Un bon berger nous a remis sur le droit chemin - littéralement. Paul, que j’ai photographié ci-dessus avec son chien Samy, nous a vus, guide en mains, nous grattant la tête à un endroit où nous n’étions pas supposés croiser une route départementale. "Le GR vers le refuge du Tubanet? Vous n’y êtes pas du tout, c’est plus haut". Et comme un peu de compagnie ne lui déplaisait pas, il a marché avec nous à travers prés et forêts jusqu’au bon embranchement. C’est ainsi que j’ai su que le retour du loup dans le Vercors ne l’enchante guère. "Il y avait beaucoup de mouflons par ici, et des renards argentés. Aujourd’hui presque plus rien. Les gens qui ont décidé de réintroduire le loup, ils n’ont pas bien réfléchi. Ah non, ils n’ont pas bien réfléchi." Lui en tout cas, il sait compter. Je ne me souviens plus combien de bêtes il lui fallait vendre il y a trente ans pour s’acheter une petite voiture, mais aujourd’hui, ce serait un multiple. Bref, la filière ovine ne se porte pas trop bien, ce qui n’empêche pas Paul d’être fidèle au poste sur le plateau d’Ambel depuis une quarantaine d’années.
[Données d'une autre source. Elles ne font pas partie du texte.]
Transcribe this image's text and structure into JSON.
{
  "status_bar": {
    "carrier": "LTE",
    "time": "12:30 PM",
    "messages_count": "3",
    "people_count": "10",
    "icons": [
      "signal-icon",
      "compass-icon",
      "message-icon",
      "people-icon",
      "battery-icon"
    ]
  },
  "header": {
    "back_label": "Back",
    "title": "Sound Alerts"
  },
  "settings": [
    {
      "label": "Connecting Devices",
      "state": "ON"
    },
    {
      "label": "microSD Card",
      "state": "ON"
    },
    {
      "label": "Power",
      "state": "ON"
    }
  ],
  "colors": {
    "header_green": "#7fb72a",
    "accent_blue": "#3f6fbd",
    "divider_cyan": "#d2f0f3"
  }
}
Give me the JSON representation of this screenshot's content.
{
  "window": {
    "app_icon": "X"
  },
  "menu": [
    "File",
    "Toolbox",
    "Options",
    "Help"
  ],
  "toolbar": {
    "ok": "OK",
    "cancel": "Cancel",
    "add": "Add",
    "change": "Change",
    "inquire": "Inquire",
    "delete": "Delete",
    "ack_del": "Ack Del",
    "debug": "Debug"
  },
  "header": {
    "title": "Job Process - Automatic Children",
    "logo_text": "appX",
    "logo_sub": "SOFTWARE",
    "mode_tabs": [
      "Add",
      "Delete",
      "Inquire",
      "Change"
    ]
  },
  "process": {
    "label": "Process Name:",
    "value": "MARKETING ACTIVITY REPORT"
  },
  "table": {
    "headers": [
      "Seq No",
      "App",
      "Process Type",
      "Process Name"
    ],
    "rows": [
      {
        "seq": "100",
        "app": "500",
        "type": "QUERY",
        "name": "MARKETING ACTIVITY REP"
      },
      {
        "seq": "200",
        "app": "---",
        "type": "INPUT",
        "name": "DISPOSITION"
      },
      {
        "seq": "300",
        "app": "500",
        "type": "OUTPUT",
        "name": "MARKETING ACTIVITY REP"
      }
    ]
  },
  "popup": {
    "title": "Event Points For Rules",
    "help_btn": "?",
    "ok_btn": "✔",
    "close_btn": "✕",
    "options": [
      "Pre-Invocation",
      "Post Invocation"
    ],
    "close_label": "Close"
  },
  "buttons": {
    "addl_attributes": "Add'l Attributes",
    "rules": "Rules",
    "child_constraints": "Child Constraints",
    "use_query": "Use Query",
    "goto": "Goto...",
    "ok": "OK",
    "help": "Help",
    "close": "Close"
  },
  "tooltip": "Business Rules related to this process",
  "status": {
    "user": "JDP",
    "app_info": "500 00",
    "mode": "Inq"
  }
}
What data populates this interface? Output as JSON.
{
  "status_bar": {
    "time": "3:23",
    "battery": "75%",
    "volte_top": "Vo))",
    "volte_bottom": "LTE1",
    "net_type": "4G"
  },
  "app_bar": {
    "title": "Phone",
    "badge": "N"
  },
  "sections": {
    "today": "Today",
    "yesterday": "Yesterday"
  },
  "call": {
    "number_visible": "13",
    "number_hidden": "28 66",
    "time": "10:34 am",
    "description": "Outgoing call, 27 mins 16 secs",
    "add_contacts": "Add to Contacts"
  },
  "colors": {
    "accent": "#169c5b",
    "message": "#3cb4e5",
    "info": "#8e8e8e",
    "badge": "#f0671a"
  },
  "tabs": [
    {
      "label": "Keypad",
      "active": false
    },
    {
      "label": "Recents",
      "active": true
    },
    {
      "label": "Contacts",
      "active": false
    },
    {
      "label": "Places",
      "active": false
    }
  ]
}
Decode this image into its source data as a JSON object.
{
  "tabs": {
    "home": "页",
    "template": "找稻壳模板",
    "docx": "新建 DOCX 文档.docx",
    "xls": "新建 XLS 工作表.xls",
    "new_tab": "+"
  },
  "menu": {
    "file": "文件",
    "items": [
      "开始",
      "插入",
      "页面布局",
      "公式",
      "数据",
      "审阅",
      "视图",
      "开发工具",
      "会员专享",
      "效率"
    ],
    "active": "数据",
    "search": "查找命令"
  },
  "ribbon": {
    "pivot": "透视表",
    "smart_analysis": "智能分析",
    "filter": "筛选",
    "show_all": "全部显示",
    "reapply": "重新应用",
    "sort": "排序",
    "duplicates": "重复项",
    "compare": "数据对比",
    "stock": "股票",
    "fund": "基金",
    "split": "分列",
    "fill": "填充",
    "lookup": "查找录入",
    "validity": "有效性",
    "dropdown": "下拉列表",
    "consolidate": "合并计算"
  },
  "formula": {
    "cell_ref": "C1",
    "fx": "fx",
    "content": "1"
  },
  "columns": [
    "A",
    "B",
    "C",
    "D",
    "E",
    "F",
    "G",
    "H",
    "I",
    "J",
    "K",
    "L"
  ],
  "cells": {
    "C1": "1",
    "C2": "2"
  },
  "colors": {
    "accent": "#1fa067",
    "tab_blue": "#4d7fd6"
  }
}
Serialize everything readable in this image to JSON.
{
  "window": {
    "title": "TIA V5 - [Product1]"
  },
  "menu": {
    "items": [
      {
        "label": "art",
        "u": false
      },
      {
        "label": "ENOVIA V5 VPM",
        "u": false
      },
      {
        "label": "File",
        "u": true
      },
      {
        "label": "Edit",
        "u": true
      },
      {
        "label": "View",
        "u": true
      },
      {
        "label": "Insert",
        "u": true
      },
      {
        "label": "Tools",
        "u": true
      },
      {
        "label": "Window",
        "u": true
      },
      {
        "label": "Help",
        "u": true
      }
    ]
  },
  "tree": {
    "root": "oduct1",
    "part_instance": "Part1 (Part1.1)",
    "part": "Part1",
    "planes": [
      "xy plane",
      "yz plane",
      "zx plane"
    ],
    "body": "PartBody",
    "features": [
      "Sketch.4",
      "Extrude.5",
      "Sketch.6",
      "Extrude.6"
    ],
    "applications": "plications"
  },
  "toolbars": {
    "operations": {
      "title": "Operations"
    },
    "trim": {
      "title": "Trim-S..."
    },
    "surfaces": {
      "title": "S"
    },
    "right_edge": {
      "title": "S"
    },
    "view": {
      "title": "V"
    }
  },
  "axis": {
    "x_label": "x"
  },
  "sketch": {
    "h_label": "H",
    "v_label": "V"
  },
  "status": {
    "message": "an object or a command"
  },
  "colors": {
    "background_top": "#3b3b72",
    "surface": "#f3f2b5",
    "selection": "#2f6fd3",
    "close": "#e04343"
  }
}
Et puisque c’est une erreur de parcours qui nous l’a fait rencontrer, un mot sur la signalisation. Celle des GR est généralement bonne, et le 93 ne fait pas exception. Cela dit, le topoguide et une boussole ne sont pas de trop en certains endroits où le marquage se fait discret. J’ai mis trois jours à découvrir que les poteaux des GR comportaient des plaques sur deux faces, indiquant des destinations différentes, et qu’il vaut mieux regarder les deux pour bien s’assurer où l’on va. L’erreur de parcours se produit d’ailleurs rarement quand on doute, car dans ces cas on vérifie plutôt deux fois qu’une, mais quand on est trop sûr de soi. C’est exactement ce qui nous est arrivé après la halte au refuge d’Ambel. Nous avions d’abord penser y rester pour dormir, profitant ainsi de la source, mais comme l’après-midi était encore long, nous avons repris nos sacs et nous sommes dirigés dare-dare vers un chemin de terre situé à 200 mètres à peu près de la cabane, comme le disait le guide. Sauf que ce n’était pas le bon, ce que nous aurions pu vérifier en regardant la carte, où le trait rouge continuait trout droit, tandis que notre trajectoire effectuait un angle à 45 degrés.
A part le plaisir de rencontrer Paul, cela nous a coûté une heure supplémentaire dans une journée qui s’annonçait déjà longue. Ce contretemps m’a un peu agacé, la rude montée vers le Tubanet encore plus. Quand nous nous sommes retrouvés sur la magnifique arête qui mène au Pas de l’Infernet, j’étais partagé entre la jouissance d’un panorama grandiose et le découragement du chemin à parcourir jusqu’au col. Quoi? Ce n’est pas après ce repli de terrain qu’on y arrive? Le sentier serpentait plus loin, malicieux.
Peu après le col, j’ai jeté un coup d’oeil en contrebas vers Font d’Urle, sa vingtaine de chalets aux volets clos et me suis dit que cela ne présageait rien de bon pour trouver un lit douillet, voire une simple paillasse. Gagné. Le semblant d’hôtel qui, pourtant, hébergeait un autre couple, nous a assurés qu’il était fermé. Le soleil se cachait derrière les sommets, un vent frisquet se levait, nous nous sommes rabattus sur la pelouse d’un centre d’équitation désert. Monter une tente dont on a négligé de lire précédemment le mode d’emploi alors que les jambes disent "stop", il y a de quoi rendre grincheux. Je l’étais. Heureusement, Wendy a sorti le petit réchaud miracle et préparé une soupe de nouilles asiatique qui nous a mis quelque réconfort dans l’estomac et, pour moi, dans la tête.